About this Event
33 Oxford Street, Cambridge, MA 02138
The ability to continuously learn and generalize to new problems quickly is a hallmark of general intelligence. While deep learning has driven progress in many natural language processing tasks, existing language models still require a lot of in-domain training examples (i.e., input/output pairs that are often costly to annotate), overfit to the idiosyncrasies of particular datasets, and forget previously learned knowledge when learning from new datasets. In contrast, humans are able to learn incrementally and accumulate task-agnostic knowledge to facilitate faster learning of new skills without forgetting old ones.

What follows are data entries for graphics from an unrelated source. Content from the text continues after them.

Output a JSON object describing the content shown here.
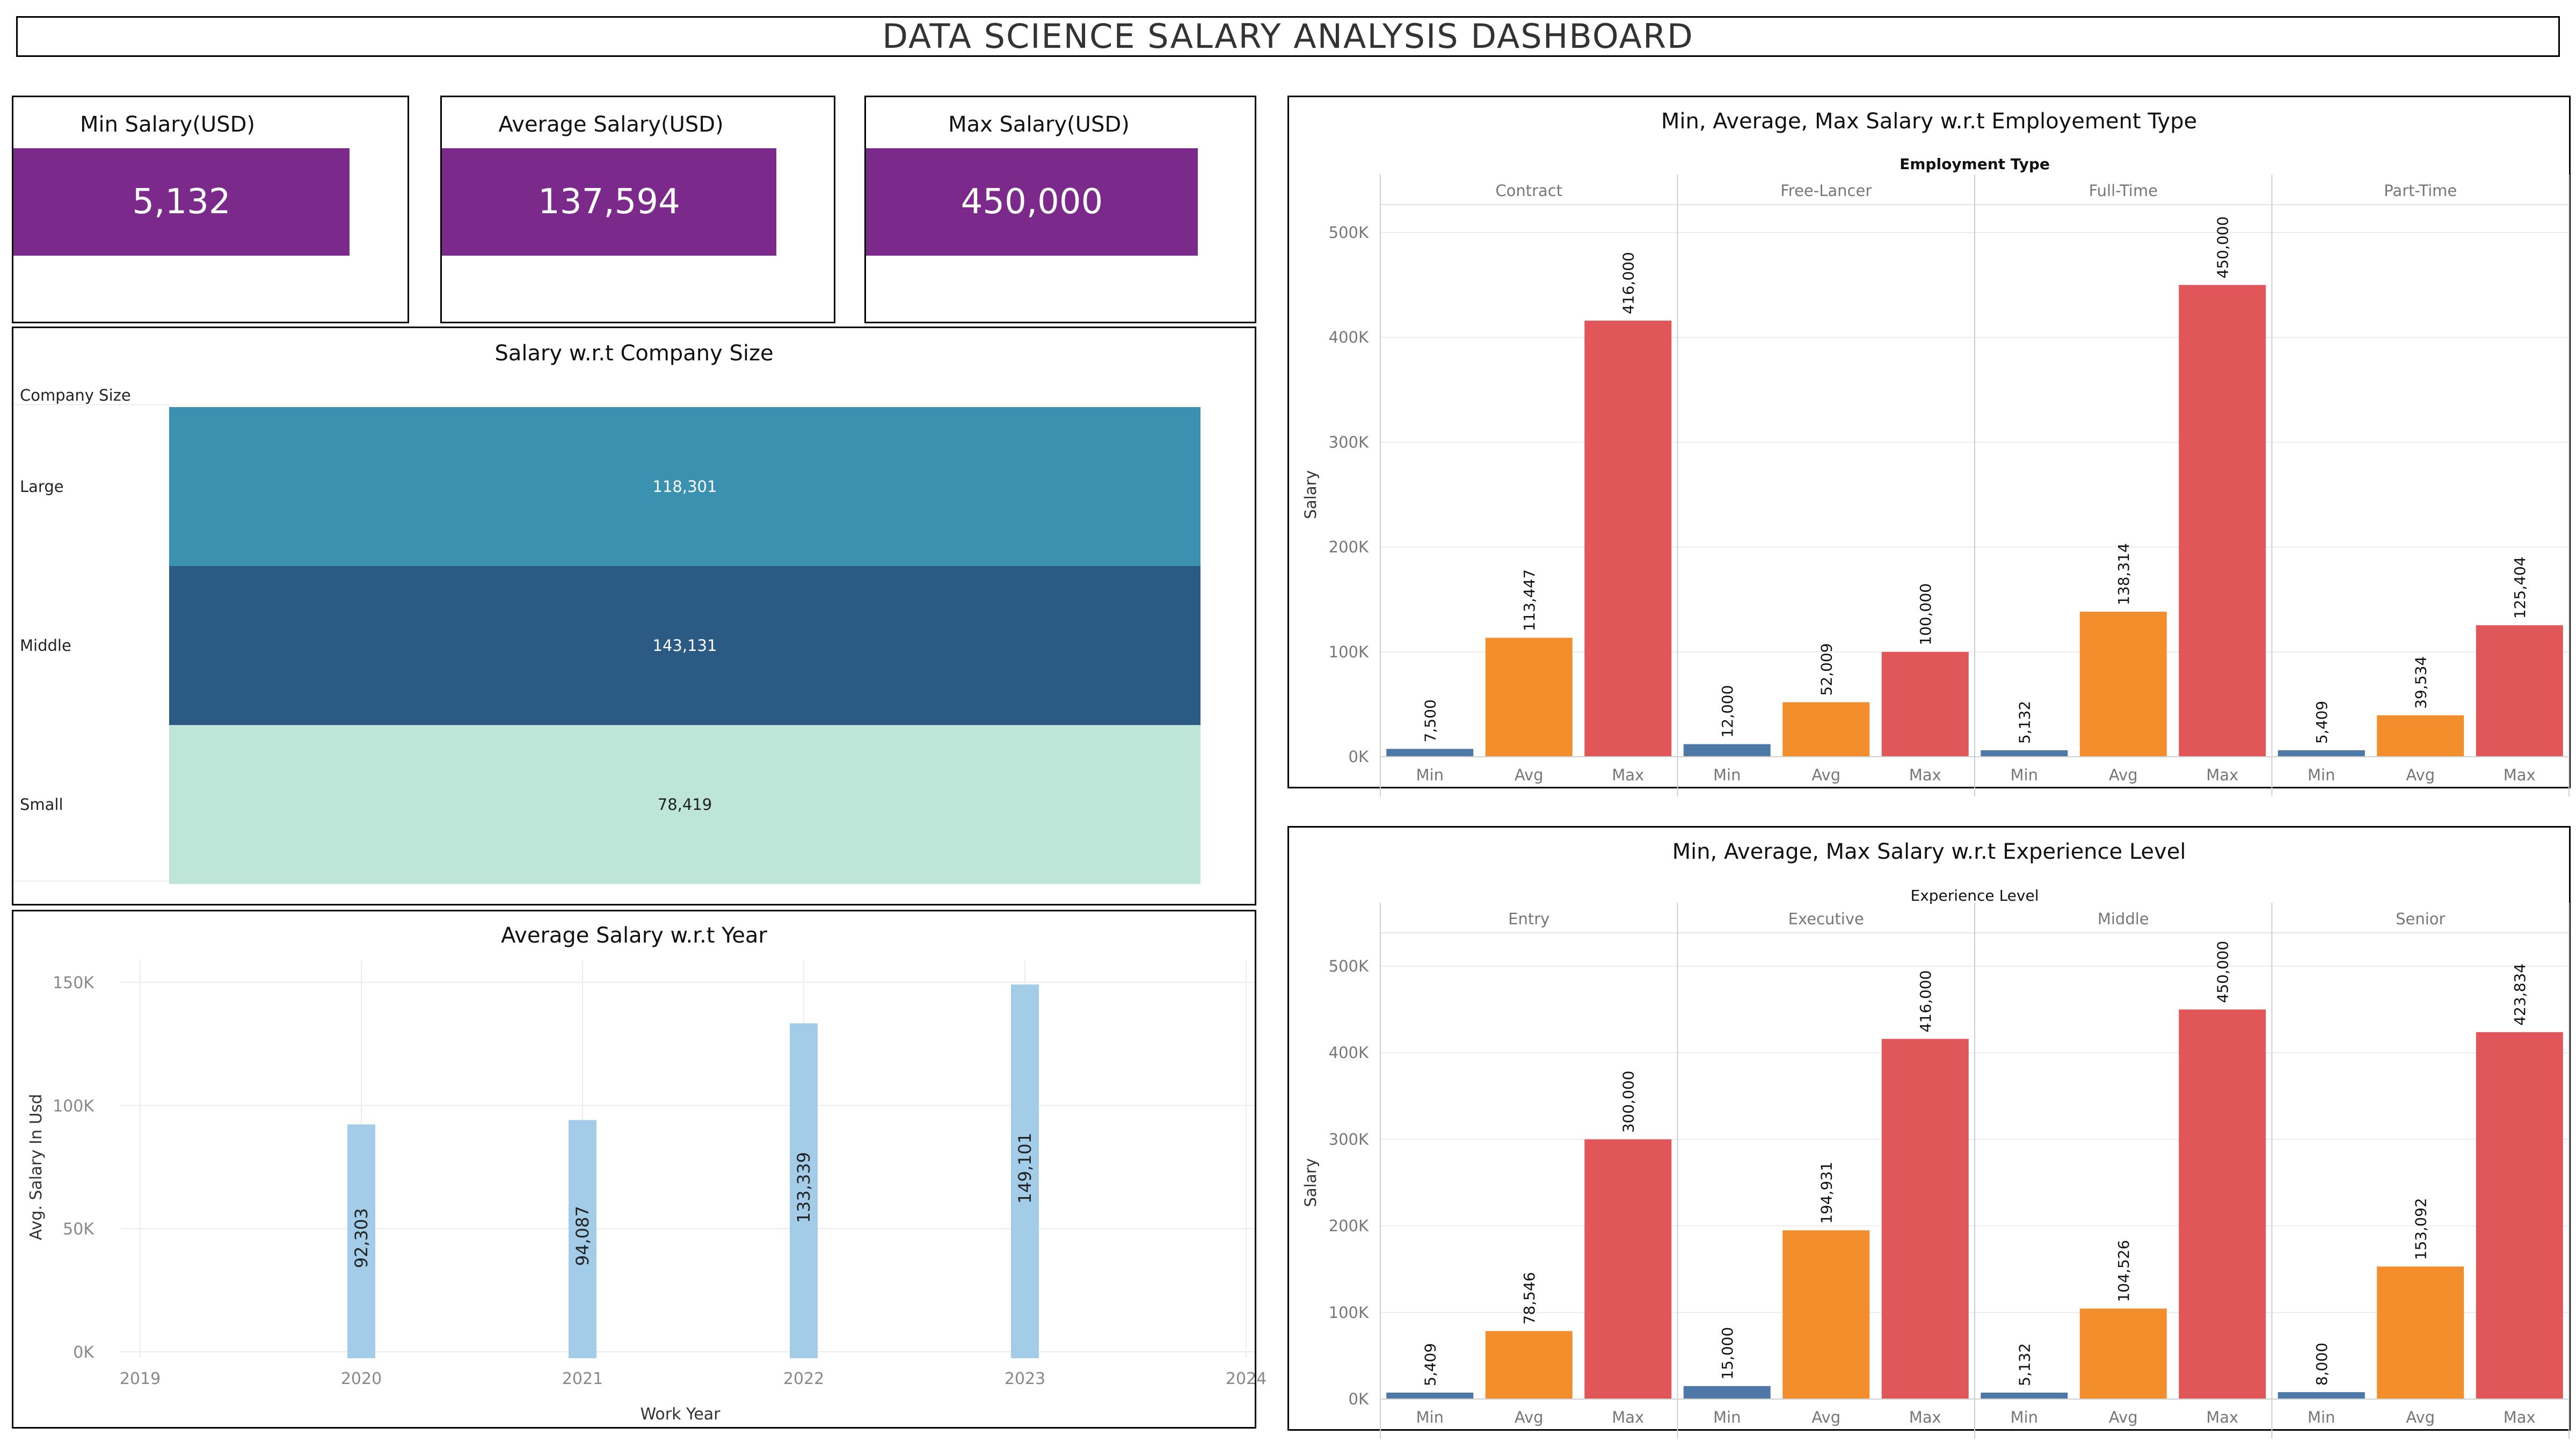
{
  "dashboard": {
    "title": "DATA SCIENCE SALARY ANALYSIS DASHBOARD"
  },
  "kpis": {
    "min": {
      "label": "Min Salary(USD)",
      "value": "5,132"
    },
    "avg": {
      "label": "Average Salary(USD)",
      "value": "137,594"
    },
    "max": {
      "label": "Max Salary(USD)",
      "value": "450,000"
    },
    "bar_color": "#7b2a8c"
  },
  "company_size": {
    "title": "Salary w.r.t Company Size",
    "header": "Company Size",
    "rows": [
      {
        "label": "Large",
        "value": "118,301",
        "color": "#3a91b0",
        "text_color": "#ffffff"
      },
      {
        "label": "Middle",
        "value": "143,131",
        "color": "#2b5a85",
        "text_color": "#ffffff"
      },
      {
        "label": "Small",
        "value": "78,419",
        "color": "#bde5d8",
        "text_color": "#222222"
      }
    ]
  },
  "year_chart": {
    "title": "Average Salary w.r.t Year",
    "chart_data": {
      "type": "bar",
      "x": [
        2020,
        2021,
        2022,
        2023
      ],
      "values": [
        92303,
        94087,
        133339,
        149101
      ],
      "data_labels": [
        "92,303",
        "94,087",
        "133,339",
        "149,101"
      ],
      "xlabel": "Work Year",
      "ylabel": "Avg. Salary In Usd",
      "xticks": [
        "2019",
        "2020",
        "2021",
        "2022",
        "2023",
        "2024"
      ],
      "xlim": [
        2019,
        2024
      ],
      "yticks": [
        "0K",
        "50K",
        "100K",
        "150K"
      ],
      "ylim": [
        0,
        150000
      ],
      "color": "#a3cce9",
      "grid": true
    }
  },
  "employment_chart": {
    "title": "Min, Average, Max Salary w.r.t Employement Type",
    "chart_data": {
      "type": "bar",
      "facet_title": "Employment Type",
      "facets": [
        "Contract",
        "Free-Lancer",
        "Full-Time",
        "Part-Time"
      ],
      "categories": [
        "Min",
        "Avg",
        "Max"
      ],
      "values": [
        [
          7500,
          113447,
          416000
        ],
        [
          12000,
          52009,
          100000
        ],
        [
          5132,
          138314,
          450000
        ],
        [
          5409,
          39534,
          125404
        ]
      ],
      "data_labels": [
        [
          "7,500",
          "113,447",
          "416,000"
        ],
        [
          "12,000",
          "52,009",
          "100,000"
        ],
        [
          "5,132",
          "138,314",
          "450,000"
        ],
        [
          "5,409",
          "39,534",
          "125,404"
        ]
      ],
      "colors": [
        "#4e79a7",
        "#f28e2b",
        "#e15759"
      ],
      "ylabel": "Salary",
      "yticks": [
        "0K",
        "100K",
        "200K",
        "300K",
        "400K",
        "500K"
      ],
      "ylim": [
        0,
        500000
      ],
      "grid": true
    }
  },
  "experience_chart": {
    "title": "Min, Average, Max Salary w.r.t Experience Level",
    "chart_data": {
      "type": "bar",
      "facet_title": "Experience Level",
      "facets": [
        "Entry",
        "Executive",
        "Middle",
        "Senior"
      ],
      "categories": [
        "Min",
        "Avg",
        "Max"
      ],
      "values": [
        [
          5409,
          78546,
          300000
        ],
        [
          15000,
          194931,
          416000
        ],
        [
          5132,
          104526,
          450000
        ],
        [
          8000,
          153092,
          423834
        ]
      ],
      "data_labels": [
        [
          "5,409",
          "78,546",
          "300,000"
        ],
        [
          "15,000",
          "194,931",
          "416,000"
        ],
        [
          "5,132",
          "104,526",
          "450,000"
        ],
        [
          "8,000",
          "153,092",
          "423,834"
        ]
      ],
      "colors": [
        "#4e79a7",
        "#f28e2b",
        "#e15759"
      ],
      "ylabel": "Salary",
      "yticks": [
        "0K",
        "100K",
        "200K",
        "300K",
        "400K",
        "500K"
      ],
      "ylim": [
        0,
        500000
      ],
      "grid": true
    }
  }
}
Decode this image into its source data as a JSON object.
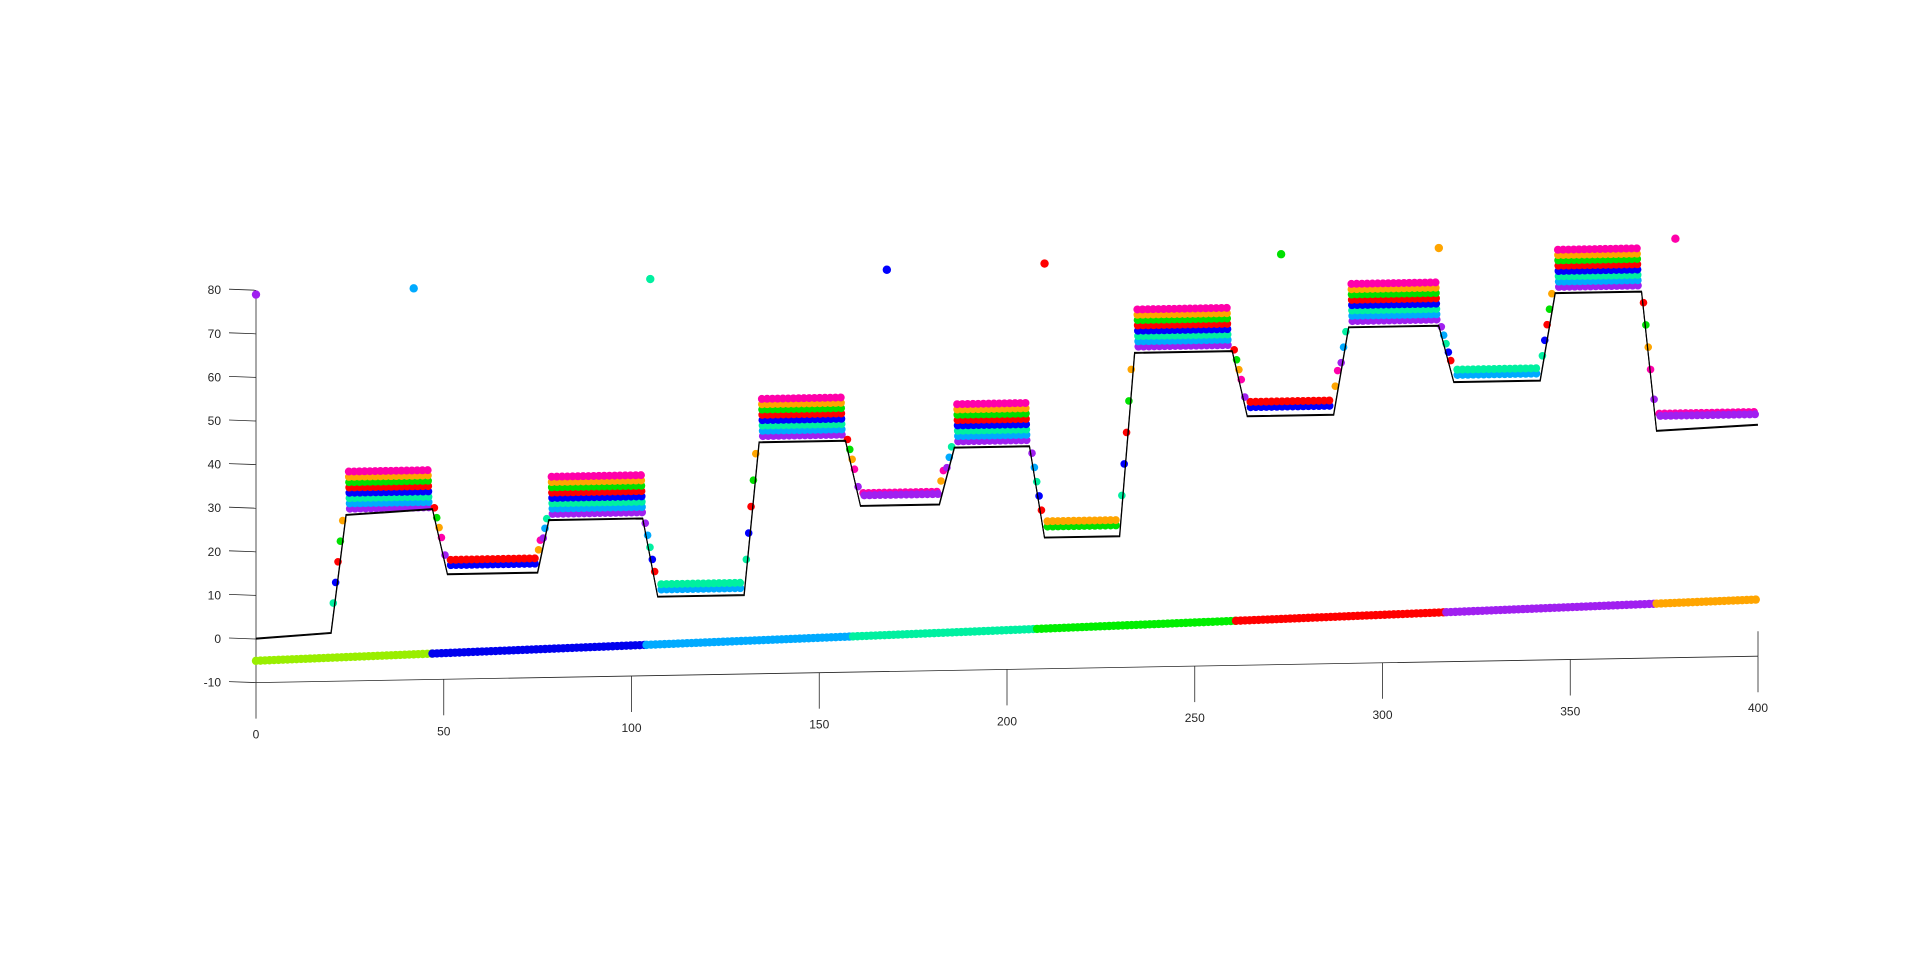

In this talk, I will argue that obtaining such an ability for a language model requires significant advances in how to represent, store, and reuse knowledge acquired from textual data. I will present two methods in this direction: (i) an episodic memory module that allows a neural network language model to continually learn without forgetting even when it encounters shifts in the data distribution (e.g., when switching from news articles to social media posts); and (ii) a self-supervised learning framework that unifies classical and modern word representation learning models---which have been the main driver of progress in transfer learning in natural language processing---and connects them to analogous methods used in other domains (e.g., computer vision, audio processing). I will conclude by briefly discussing a series of future research programs toward building a general linguistically intelligent agent.